L’intégration des maquis de la Vienne dans le 125e RI
Si le département de la Vienne est libéré au début de septembre 1944, la guerre n’est pas pour autant terminée. Nombreux sont encore les territoires français sous occupation allemande. Sur le littoral de l’Atlantique, dans ses camps retranchés formant des « poches » (La Rochelle, Royan, Saint-Nazaire), l’ennemi résiste toujours.
Dès lors, les maquis des départements du Sud-Ouest vont servir de creuset pour éradiquer ces poches littorales. Par 2 décrets, en septembre 1944, les FFI sont intégrés à l’armée régulière et regroupés en bataillons de marche d’infanterie. Les engagements sont fondés sur la base du volontariat jusqu’à la fin de la guerre, plus trois mois supplémentaires.
Le 125e régiment d’infanterie qui, dans les bâtiments de la caserne Rivaud, a tenu une place importante à Poitiers, avait été dissous en 1923, remis sur pied en 1939 et de nouveau dissous en 1940. Sa reconstitution en 1944 permet à de nombreux maquisards de la Vienne de continuer le combat jusqu’à la victoire. L’effectif de cet enrégimentement volontaire est de 60 % par rapport au nombre de FFI dans le département.

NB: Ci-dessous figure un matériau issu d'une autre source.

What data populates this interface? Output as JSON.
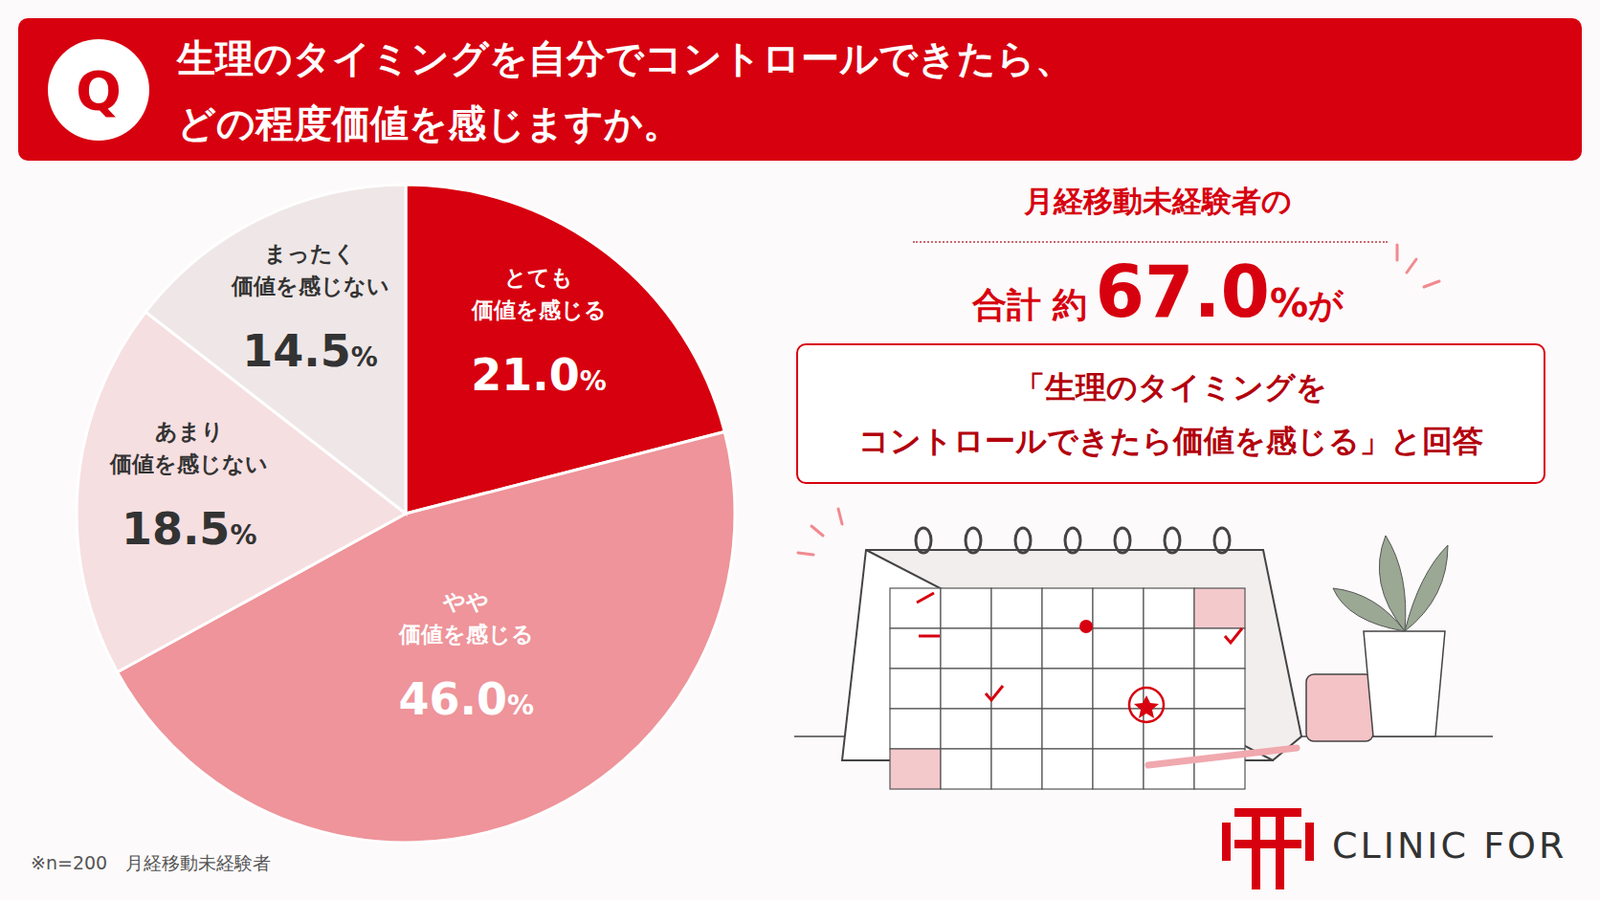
{
  "chart_data": {
    "type": "pie",
    "title": "生理のタイミングを自分でコントロールできたら、\nどの程度価値を感じますか。",
    "categories": [
      "とても\n価値を感じる",
      "やや\n価値を感じる",
      "あまり\n価値を感じない",
      "まったく\n価値を感じない"
    ],
    "values": [
      21.0,
      46.0,
      18.5,
      14.5
    ],
    "value_labels": [
      "21.0%",
      "46.0%",
      "18.5%",
      "14.5%"
    ],
    "colors": [
      "#d7000f",
      "#ee949a",
      "#f6dfe1",
      "#efe7e7"
    ],
    "data_labels": true
  },
  "question_mark": "Q",
  "summary": {
    "heading": "月経移動未経験者の",
    "prefix_1": "合計",
    "prefix_2": "約",
    "total_label": "67.0%",
    "suffix": "が",
    "box": "「生理のタイミングを\nコントロールできたら価値を感じる」と回答"
  },
  "note": "※n=200　月経移動未経験者",
  "logo": "CLINIC FOR"
}
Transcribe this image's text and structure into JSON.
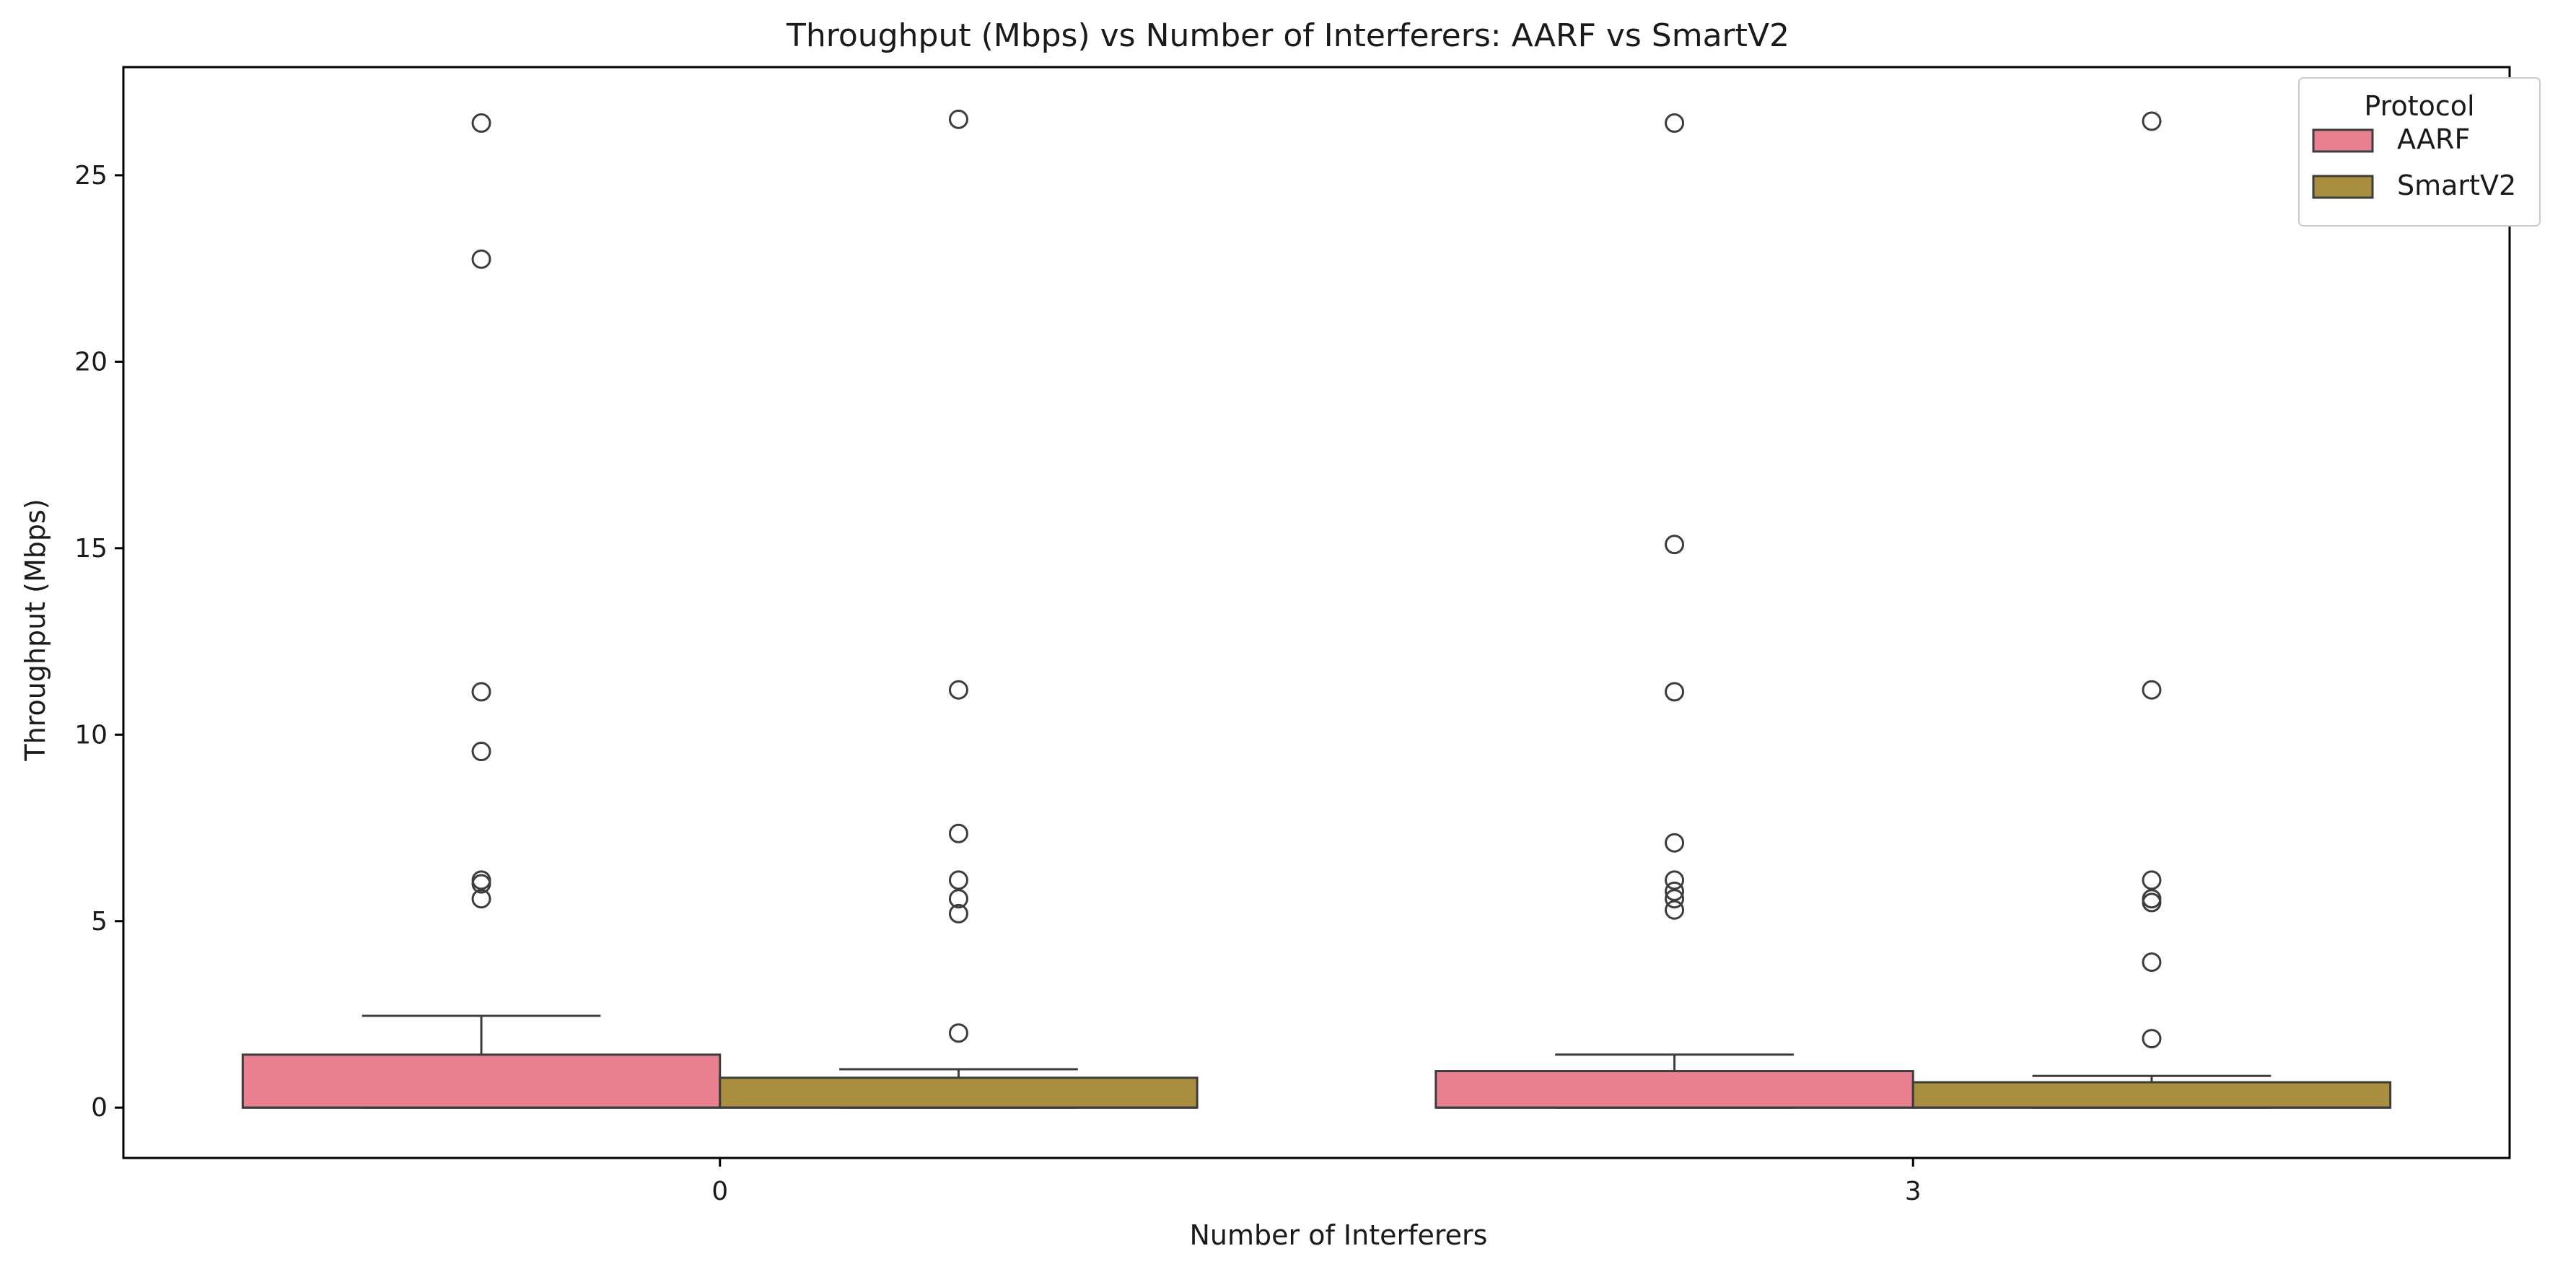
{
  "chart_data": {
    "type": "box",
    "title": "Throughput (Mbps) vs Number of Interferers: AARF vs SmartV2",
    "xlabel": "Number of Interferers",
    "ylabel": "Throughput (Mbps)",
    "categories": [
      "0",
      "3"
    ],
    "ylim": [
      -1.35,
      27.9
    ],
    "yticks": [
      0,
      5,
      10,
      15,
      20,
      25
    ],
    "legend": {
      "title": "Protocol",
      "position": "upper right"
    },
    "series": [
      {
        "name": "AARF",
        "color": "#e8808f",
        "boxes": [
          {
            "category": "0",
            "q1": 0.0,
            "median": 0.0,
            "q3": 1.42,
            "whisker_low": 0.0,
            "whisker_high": 2.46,
            "outliers": [
              26.4,
              22.75,
              11.15,
              9.55,
              6.1,
              6.0,
              5.6
            ]
          },
          {
            "category": "3",
            "q1": 0.0,
            "median": 0.0,
            "q3": 0.98,
            "whisker_low": 0.0,
            "whisker_high": 1.42,
            "outliers": [
              26.4,
              15.1,
              11.15,
              7.1,
              6.1,
              5.8,
              5.6,
              5.3
            ]
          }
        ]
      },
      {
        "name": "SmartV2",
        "color": "#a98e3f",
        "boxes": [
          {
            "category": "0",
            "q1": 0.0,
            "median": 0.0,
            "q3": 0.8,
            "whisker_low": 0.0,
            "whisker_high": 1.03,
            "outliers": [
              26.5,
              11.2,
              7.35,
              6.1,
              5.6,
              5.2,
              2.0
            ]
          },
          {
            "category": "3",
            "q1": 0.0,
            "median": 0.0,
            "q3": 0.68,
            "whisker_low": 0.0,
            "whisker_high": 0.85,
            "outliers": [
              26.45,
              11.2,
              6.1,
              5.6,
              5.5,
              3.9,
              1.85
            ]
          }
        ]
      }
    ],
    "grid": false,
    "edge_color": "#3d3d3d"
  }
}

Le dimanche 19 novembre 1944, place d’Armes, a lieu la remise de leurs fanions aux 2e et 3e bataillons du 125e RI par le colonel Maurice Fourrier, commandant la 9e région militaire, en présence d’André-Marie Trémeaud, préfet délégué de la Vienne, de Pierre Guillon, maire de Poitiers, et du colonel Bernard (Félix Chêne), chef des FFI du département. Une foule compacte massée sur les trottoirs, assiste à la cérémonie. Après l’allocution du colonel Fourrier, les troupes défilent aux accents de marches militaires, sous les applaudissements nourris et prolongés des Poitevins. Gabriel Thiant, chef du maquis Noël, écrit dans son livre Combats sans gloire : « Ils sont fiers, heureux même, ceux qui défilent ; que leur importe leur accoutrement ridicule, leur armement désuet ; le cœur est solide, le corps vaillant et la France a encore besoin d’eux, leur tâche n’est pas finie. Des femmes ont pleuré, des hommes ont essuyé leur larme, d’autres ont ri comme si l’on pouvait prendre au sérieux cette armée de va-nu-pieds. Et pourtant ces hommes, des mois durant, venaient de se battre, de servir leur pays ».
Le 125e RI est intégré aux Forces Françaises de l’Ouest (FFO) commandées par le général de Larminat et spécialement aux Forces Françaises de l’Aunis qui, sous les ordres du colonel Bernard, participent à l’encerclement de la poche de La Rochelle. Certains éléments sont envoyés dans la poche de Saint-Nazaire. Après la capitulation du Reich, le 8 mai 1945, et la reddition des troupes allemandes sur le Front de l’Atlantique, le 125e régiment d’infanterie est une nouvelle fois dissous.
Jean-Marie Augustin
Document : Défilé, rue Carnot à Poitiers, du 2e bataillon du 125e RI en partance pour le front de La Rochelle, Arch. dép. de la Vienne.